Published online by Cambridge University Press: 21 June 2023
Jews from France settled in England in the wake of the Norman Conquest. Their fortunes oscillated until, finally taxed out of economic utility, they were expelled by Edward I in 1290. From the start of the Iberian Inquisition in 1492 tiny numbers of Jews found their way to England, living in London and Bristol as ostensible Christians. At the petition of Rabbi Manasseh Ben Israel of Amsterdam, Jews were effectively readmitted with the concurrence of Oliver Cromwell in the closing years of the Commonwealth. From the 1660s they came gradually and in small numbers from many lands in western and eastern Europe, some fleeing persecution and all in search of a better life.
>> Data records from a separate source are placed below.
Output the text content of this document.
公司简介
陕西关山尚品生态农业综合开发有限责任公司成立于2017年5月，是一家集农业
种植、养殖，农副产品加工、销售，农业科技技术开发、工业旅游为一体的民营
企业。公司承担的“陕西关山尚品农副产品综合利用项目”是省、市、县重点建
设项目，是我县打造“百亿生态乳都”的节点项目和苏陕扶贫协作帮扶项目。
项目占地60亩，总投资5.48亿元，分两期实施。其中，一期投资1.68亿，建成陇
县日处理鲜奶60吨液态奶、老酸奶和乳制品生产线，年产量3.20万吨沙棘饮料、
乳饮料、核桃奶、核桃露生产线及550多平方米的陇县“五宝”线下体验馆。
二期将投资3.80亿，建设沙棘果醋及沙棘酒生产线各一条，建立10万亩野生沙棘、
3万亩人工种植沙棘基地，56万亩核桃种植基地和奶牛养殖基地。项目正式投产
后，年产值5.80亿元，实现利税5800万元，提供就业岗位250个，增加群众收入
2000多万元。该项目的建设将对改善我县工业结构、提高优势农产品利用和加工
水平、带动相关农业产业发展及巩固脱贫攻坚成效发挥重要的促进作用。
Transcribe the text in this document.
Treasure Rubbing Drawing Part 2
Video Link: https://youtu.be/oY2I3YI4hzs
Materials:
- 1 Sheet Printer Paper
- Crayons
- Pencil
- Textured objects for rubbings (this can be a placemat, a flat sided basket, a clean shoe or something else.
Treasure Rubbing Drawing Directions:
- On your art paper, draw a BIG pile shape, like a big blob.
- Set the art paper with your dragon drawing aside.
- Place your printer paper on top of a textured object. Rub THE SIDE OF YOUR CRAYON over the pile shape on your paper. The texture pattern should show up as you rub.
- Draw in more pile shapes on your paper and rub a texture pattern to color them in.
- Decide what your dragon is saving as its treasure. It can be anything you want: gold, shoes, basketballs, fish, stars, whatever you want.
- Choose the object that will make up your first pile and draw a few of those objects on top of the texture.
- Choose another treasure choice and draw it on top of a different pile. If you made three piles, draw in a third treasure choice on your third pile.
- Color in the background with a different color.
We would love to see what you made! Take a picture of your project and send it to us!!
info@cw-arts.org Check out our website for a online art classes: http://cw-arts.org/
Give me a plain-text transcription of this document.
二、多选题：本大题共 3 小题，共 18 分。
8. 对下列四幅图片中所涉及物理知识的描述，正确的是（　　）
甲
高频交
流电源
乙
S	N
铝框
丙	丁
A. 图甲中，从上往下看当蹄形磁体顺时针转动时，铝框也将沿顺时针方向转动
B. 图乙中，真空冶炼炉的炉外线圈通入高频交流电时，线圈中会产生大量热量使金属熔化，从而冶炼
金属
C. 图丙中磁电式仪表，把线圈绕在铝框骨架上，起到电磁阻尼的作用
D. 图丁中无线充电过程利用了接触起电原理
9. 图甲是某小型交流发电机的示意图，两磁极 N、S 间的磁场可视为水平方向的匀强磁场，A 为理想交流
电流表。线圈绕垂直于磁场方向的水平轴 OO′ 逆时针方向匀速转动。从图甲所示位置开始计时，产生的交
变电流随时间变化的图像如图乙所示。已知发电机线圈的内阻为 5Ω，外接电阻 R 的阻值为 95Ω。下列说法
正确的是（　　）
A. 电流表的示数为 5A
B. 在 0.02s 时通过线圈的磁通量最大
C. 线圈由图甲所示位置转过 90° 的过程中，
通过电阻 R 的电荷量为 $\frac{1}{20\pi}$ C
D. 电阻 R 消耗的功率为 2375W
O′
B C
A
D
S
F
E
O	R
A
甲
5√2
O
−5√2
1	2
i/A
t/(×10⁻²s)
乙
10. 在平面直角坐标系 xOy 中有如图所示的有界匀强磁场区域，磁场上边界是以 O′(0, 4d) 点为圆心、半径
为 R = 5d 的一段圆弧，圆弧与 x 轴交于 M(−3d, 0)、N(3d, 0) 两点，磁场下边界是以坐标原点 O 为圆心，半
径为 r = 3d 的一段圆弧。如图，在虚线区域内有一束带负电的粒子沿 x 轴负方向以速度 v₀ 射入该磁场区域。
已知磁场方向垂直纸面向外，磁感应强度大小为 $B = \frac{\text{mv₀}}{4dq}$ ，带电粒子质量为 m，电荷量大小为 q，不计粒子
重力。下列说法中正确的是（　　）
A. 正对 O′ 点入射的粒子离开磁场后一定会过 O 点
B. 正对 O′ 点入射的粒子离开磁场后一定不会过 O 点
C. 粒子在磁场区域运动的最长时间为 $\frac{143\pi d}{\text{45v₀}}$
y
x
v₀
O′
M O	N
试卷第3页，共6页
Predominantly poor, many eked out an existence as hawkers and pedlars, gradually settling as shopkeepers and merchants and into a variety of occupations. Over time they established synagogues, schools and institutions.
Antisemitic laws enacted in Czarist Russia in 1882 triggered an epoch of emigration from eastern Europe which continued until the start of the First World War. By 1914 there were some 250,000–300,000 Jews in Britain. Through patriotism and military service, the leadership of the Jewish community was anxious to discharge what many Jews saw as their debt of gratitude to Britain for its acceptance of them: ‘England has been all she could be to Jews. Jews will be all they can be to England’ was the prominent banner hung outside the offices of the weekly Jewish Chronicle throughout the war. Some 50,000 Jews from Britain and the empire served in the First World War. Around 2,500 lost their lives, 6,500 were wounded and five Victoria Crosses were won. Partially in response to rising post-war antisemitism, the Jewish military contribution was memorialized in various ways, including an annual service of Remembrance at the Cenotaph in London which, now embracing the Second World War, continues to this day. In the 1930s Jews were foremost amongst those who fought Oswald Mosley's British Union of Fascists at the legendary ‘Battle of Cable Street’ in London in 1936 and in numerous other encounters. By 1939 there were some 350,000 Jews in Britain, including around 55,000 recent refugees from Germany, Austria, Czechoslovakia and elsewhere in Europe.
Jewish integration into British life was gradual and undramatic. This is the basic thesis of the leading contemporary historians of British Jewry, Todd Endelman and David Feldman.